E-government systems are a typically software-intensive. Software-intensive system can be defined as “any system where software contributes essential influences to the design, construction, deployment, and evolution of the system as a whole” (ISO/IEC, 2007, p. 1). The traditional way of implementing new policy or adapting existing one is by changing the software code. For example the Software Configuration Management (SCM) can be used, which is the discipline of controlling the changes of complex software systems (Estublier et al., 2005). Information analyst determines what needs to be changed, software programmers implement these changes in the systems and thereafter the new or revised system is tested. Typically a number of persons are involved having expertise from different disciplines. However, typical SCM methods do not address, describe and explain the links between legislation aspects that require certain functions delivered by a software system and the system itself (Ramesh & Jarke, 2001). Although SCM are commonly used to identify changes, analyze the impact of changes, and track changes in system versions, the e-government services’ dependency on legislation cannot be adequately managed in this way (Apostolou, Mentzas, Stojanovic, Thoenssen, & Lobo, 2010). It is hard to trace how the changes made in the software help to realize the legislation.
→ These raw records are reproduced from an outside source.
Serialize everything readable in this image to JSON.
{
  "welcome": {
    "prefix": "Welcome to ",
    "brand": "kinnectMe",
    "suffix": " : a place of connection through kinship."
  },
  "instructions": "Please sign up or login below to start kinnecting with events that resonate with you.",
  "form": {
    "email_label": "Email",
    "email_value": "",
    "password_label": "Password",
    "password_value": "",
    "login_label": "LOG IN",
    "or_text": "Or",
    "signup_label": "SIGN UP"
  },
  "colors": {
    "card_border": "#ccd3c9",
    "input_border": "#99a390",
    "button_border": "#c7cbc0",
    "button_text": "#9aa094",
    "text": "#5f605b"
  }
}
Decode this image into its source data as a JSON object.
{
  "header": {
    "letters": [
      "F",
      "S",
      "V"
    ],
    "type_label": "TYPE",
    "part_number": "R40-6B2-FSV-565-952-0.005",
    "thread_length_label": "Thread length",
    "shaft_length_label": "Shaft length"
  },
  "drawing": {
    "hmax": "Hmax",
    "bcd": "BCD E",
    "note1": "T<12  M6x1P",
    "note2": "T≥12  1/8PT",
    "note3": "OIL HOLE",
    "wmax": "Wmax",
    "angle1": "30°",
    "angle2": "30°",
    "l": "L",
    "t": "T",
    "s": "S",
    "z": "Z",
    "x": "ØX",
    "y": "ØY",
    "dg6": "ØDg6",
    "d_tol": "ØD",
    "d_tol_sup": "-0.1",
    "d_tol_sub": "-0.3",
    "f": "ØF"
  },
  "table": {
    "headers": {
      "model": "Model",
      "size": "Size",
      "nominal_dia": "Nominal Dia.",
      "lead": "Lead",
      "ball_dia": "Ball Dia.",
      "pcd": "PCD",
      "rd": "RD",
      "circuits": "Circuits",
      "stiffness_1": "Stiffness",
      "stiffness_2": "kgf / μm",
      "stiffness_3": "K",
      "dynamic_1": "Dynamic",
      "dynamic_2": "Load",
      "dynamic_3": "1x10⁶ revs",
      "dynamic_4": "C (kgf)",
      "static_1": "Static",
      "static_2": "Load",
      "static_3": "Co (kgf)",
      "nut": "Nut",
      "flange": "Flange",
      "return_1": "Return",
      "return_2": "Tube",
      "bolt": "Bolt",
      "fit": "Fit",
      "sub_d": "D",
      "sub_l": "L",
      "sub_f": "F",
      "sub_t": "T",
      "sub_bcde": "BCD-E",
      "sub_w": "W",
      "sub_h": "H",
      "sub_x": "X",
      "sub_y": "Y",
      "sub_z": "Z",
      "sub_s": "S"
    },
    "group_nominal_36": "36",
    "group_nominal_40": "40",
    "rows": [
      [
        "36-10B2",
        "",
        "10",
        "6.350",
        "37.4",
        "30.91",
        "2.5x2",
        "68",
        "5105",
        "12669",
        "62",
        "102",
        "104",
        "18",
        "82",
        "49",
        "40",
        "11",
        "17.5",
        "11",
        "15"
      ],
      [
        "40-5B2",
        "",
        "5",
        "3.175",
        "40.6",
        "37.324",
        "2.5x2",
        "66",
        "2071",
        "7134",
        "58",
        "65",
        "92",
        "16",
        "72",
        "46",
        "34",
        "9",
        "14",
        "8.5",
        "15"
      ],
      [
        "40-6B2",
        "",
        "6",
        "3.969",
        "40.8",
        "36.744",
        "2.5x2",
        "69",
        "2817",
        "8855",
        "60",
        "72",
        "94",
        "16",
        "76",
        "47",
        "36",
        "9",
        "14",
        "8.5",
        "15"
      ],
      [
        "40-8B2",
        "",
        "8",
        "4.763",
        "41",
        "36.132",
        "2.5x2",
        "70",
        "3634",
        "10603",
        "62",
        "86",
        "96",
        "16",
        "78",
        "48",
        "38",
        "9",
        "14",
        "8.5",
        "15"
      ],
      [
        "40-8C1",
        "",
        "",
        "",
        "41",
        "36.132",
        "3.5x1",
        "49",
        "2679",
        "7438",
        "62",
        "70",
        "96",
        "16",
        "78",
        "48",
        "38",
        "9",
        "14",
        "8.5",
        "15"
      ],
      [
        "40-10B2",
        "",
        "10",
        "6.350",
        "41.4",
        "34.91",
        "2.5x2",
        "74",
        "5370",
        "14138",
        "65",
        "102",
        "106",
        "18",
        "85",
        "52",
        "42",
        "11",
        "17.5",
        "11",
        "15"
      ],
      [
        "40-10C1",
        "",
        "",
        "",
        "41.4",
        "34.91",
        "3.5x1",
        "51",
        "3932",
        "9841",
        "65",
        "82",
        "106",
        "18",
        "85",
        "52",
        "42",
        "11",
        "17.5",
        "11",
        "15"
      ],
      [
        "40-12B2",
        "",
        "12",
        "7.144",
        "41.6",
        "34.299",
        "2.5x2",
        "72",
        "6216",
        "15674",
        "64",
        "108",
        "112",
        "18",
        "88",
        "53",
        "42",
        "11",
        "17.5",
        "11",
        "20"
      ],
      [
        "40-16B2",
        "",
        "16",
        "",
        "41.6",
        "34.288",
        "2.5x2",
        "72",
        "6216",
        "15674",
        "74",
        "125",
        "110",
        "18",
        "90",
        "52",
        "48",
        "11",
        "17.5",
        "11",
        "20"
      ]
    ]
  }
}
This is further complicated when changes from legislation impact multiple processes, design models and source code, handling those changes would be very difficult and requires systematical overview of impacted software components and their relationship. However, creating such an overview is not easy, due to the complexity and many changes that are realized over time. This can result in a long lead time to identify the impact of changes, heavy workload of the IT department in configuring software and testing the new version, and consequently high cost in maintenance.